Überhaupt ist viel von Dank die Rede, zumindest auf der Regierungsbank. Auch bei Kurz, der den Umgang zwischen ÖVP und Grünen lobt, aber auch die frühere Zusammenarbeit mit den Freiheitlichen. „Es ist leichter, stur zu sein und auf rote Linien zu pochen, als Kompromisse einzugehen.“ Etwas kürzer und strukturierter als Kogler erzählt Kurz dann vom Regierungspakt. Und er streicht auch andere Stellen heraus: zum Beispiel die Sicherheitspolitik, die Pflegeversicherung und das Nulldefizit.

Das sind auch die Momente, in denen man merkt: Die grünen Abgeordneten müssen sich an die neue Konstellation erst gewöhnen. Für gewöhnlich klatschen Mandatare auch dann, wenn ein Mitglied der Koalitionspartei spricht. Klubchefin Sigrid Maurer tut es bei Kurz nicht immer, ihre Kollegen im Parlamentsklub verzichten auch an einigen Stellen. Die ÖVP-Mandatare sind da schon disziplinierter. Andererseits: Sie haben auch schon länger Erfahrung damit.

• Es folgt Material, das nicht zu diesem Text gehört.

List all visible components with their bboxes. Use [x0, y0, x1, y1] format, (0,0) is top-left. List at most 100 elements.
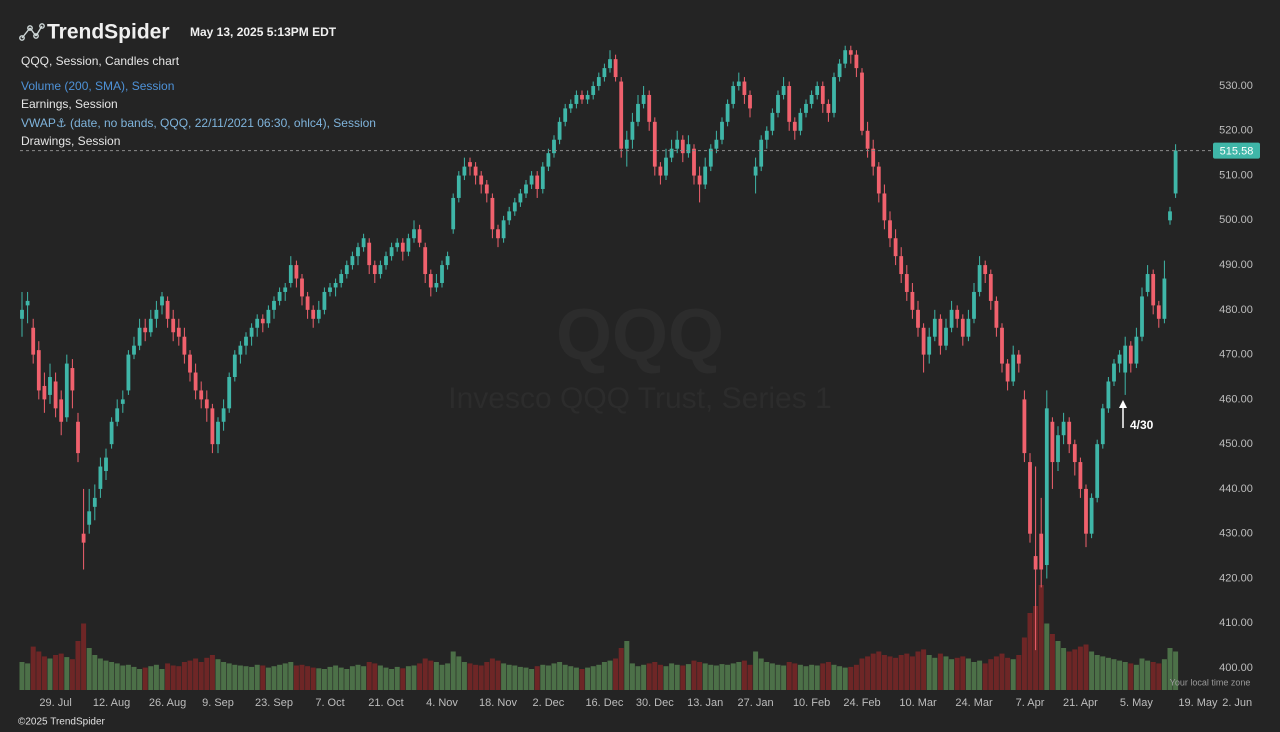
candle-body	[944, 327, 948, 346]
candle-body	[148, 318, 153, 333]
volume-bar	[534, 666, 540, 690]
candle-body	[966, 318, 971, 337]
volume-bar	[148, 666, 154, 690]
x-tick-label: 16. Dec	[585, 697, 623, 709]
candle-body	[1162, 278, 1167, 319]
y-tick-label: 430.00	[1219, 528, 1253, 540]
volume-bar	[299, 664, 305, 690]
candle-body	[300, 278, 304, 297]
footer: ©2025 TrendSpider	[18, 717, 106, 728]
candle-body	[697, 175, 702, 185]
candle-body	[860, 72, 864, 131]
volume-bar	[1010, 659, 1016, 690]
volume-bar	[316, 668, 322, 690]
last-price-box	[1213, 142, 1260, 159]
candle-body	[428, 274, 433, 288]
candle-body	[820, 86, 825, 104]
candle-body	[171, 318, 176, 333]
volume-bar	[999, 653, 1005, 690]
legend-entry: Drawings, Session	[21, 134, 120, 148]
legend-entry: Volume (200, SMA), Session	[21, 79, 174, 93]
volume-bar	[753, 651, 759, 690]
volume-bar	[803, 666, 809, 690]
candle-body	[48, 377, 52, 395]
candle-body	[714, 139, 719, 149]
volume-bar	[848, 666, 854, 690]
candle-body	[232, 354, 237, 378]
x-tick-label: 7. Apr	[1016, 697, 1045, 709]
y-tick-label: 530.00	[1219, 80, 1253, 92]
candle-body	[501, 220, 506, 239]
volume-bar	[529, 669, 535, 690]
candle-body	[1056, 435, 1060, 463]
candle-body	[938, 318, 943, 346]
volume-bar	[389, 669, 395, 690]
candle-body	[1044, 408, 1049, 566]
candle-body	[753, 166, 758, 176]
x-tick-label: 18. Nov	[479, 697, 517, 709]
y-tick-label: 440.00	[1219, 483, 1253, 495]
candle-body	[266, 309, 271, 324]
volume-bar	[965, 658, 971, 690]
candle-body	[882, 193, 887, 221]
candle-body	[871, 148, 876, 167]
x-tick-label: 12. Aug	[93, 697, 130, 709]
candle-body	[692, 148, 696, 176]
candle-body	[109, 421, 114, 445]
volume-bar	[898, 655, 904, 690]
candle-body	[574, 94, 579, 104]
candle-body	[658, 166, 663, 176]
volume-bar	[596, 664, 602, 690]
candle-body	[70, 368, 75, 391]
volume-bar	[165, 663, 171, 690]
candle-body	[344, 265, 349, 275]
volume-bar	[456, 656, 462, 690]
volume-bar	[585, 667, 591, 690]
volume-bar	[355, 664, 361, 690]
candle-body	[468, 162, 472, 167]
candle-body	[972, 291, 976, 319]
candle-body	[160, 296, 164, 306]
candle-body	[1095, 444, 1100, 498]
volume-bar	[293, 665, 299, 690]
candle-body	[865, 130, 870, 149]
candle-body	[283, 287, 288, 292]
candle-body	[132, 345, 136, 355]
candle-body	[535, 175, 540, 189]
candle-body	[53, 381, 58, 409]
volume-bar	[473, 664, 479, 690]
volume-bar	[573, 667, 579, 690]
candle-body	[434, 282, 439, 288]
candle-body	[188, 354, 192, 373]
x-tick-label: 10. Mar	[899, 697, 937, 709]
volume-bar	[988, 659, 994, 690]
volume-bar	[674, 664, 680, 690]
candle-body	[87, 511, 92, 525]
volume-bar	[943, 656, 949, 690]
candle-body	[792, 121, 797, 131]
volume-bar	[506, 664, 512, 690]
volume-bar	[372, 663, 378, 690]
candle-body	[876, 166, 881, 194]
volume-bar	[725, 664, 731, 690]
volume-bar	[159, 669, 165, 690]
volume-bar	[814, 665, 820, 690]
volume-bar	[75, 641, 81, 690]
candle-body	[759, 139, 764, 167]
volume-bar	[1055, 641, 1061, 690]
volume-bar	[960, 656, 966, 690]
candle-body	[216, 421, 220, 445]
volume-bar	[825, 662, 831, 690]
y-tick-label: 500.00	[1219, 214, 1253, 226]
candle-body	[708, 148, 713, 167]
candle-body	[630, 121, 635, 140]
watermark-name: Invesco QQQ Trust, Series 1	[448, 382, 831, 415]
candle-body	[1106, 381, 1111, 409]
volume-bar	[1077, 646, 1083, 690]
volume-bar	[792, 663, 798, 690]
volume-bar	[685, 664, 691, 690]
candle-body	[384, 256, 388, 266]
volume-bar	[865, 656, 871, 690]
volume-bar	[590, 666, 596, 690]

Auch für die Sozialdemokratie und die Neos ist es eine schwierige Situation: Der Feind Türkis-Blau ist Geschichte, es braucht also einen neuen. Beate Meinl-Reisinger (Neos) versucht es erst einmal mit einem Waffenstillstand: „Ich bin froh, dass diese Regierung angelobt ist, dass der Stillstand beendet wurde.“ Pamela Rendi-Wagner (SPÖ) versucht, sich auf Kurz zu konzentrieren: „Ich gebe Ihnen eine zweite Chance.“ Jetzt müsse er aber gegen Rassismus und Sexismus auftreten.

Kickl: Die „Greta-Koalition“

Nur einer wirkt in der Oppositionsrolle glücklicher als zuvor: Ex-Innenminister Herbert Kickl. Der freiheitliche Klubobmann stellt möglicherweise einen neuen Rekord auf und erhält innerhalb weniger Minuten gleich zwei Ordnungsrufe. Zuerst, als er das Dokumentationsarchiv des Österreichischen Widerstandes eine „kommunistische Tarnorganisation“ nennt. Dann, als er Richtung Küniglberg von „Bonzen“ spricht. Der Rest ist ein Potpourri typischer Kickl-Sager: Zadić sei bei der Sicherungshaft früher eine „der größten Hysterikerinnen“ gewesen. Und Türkis-Grün eigentlich nur eine „schwarz-grüne Greta-Koalition“.

Übrigens, Kickl und Kurz haben sich nicht mit Bussis begrüßt.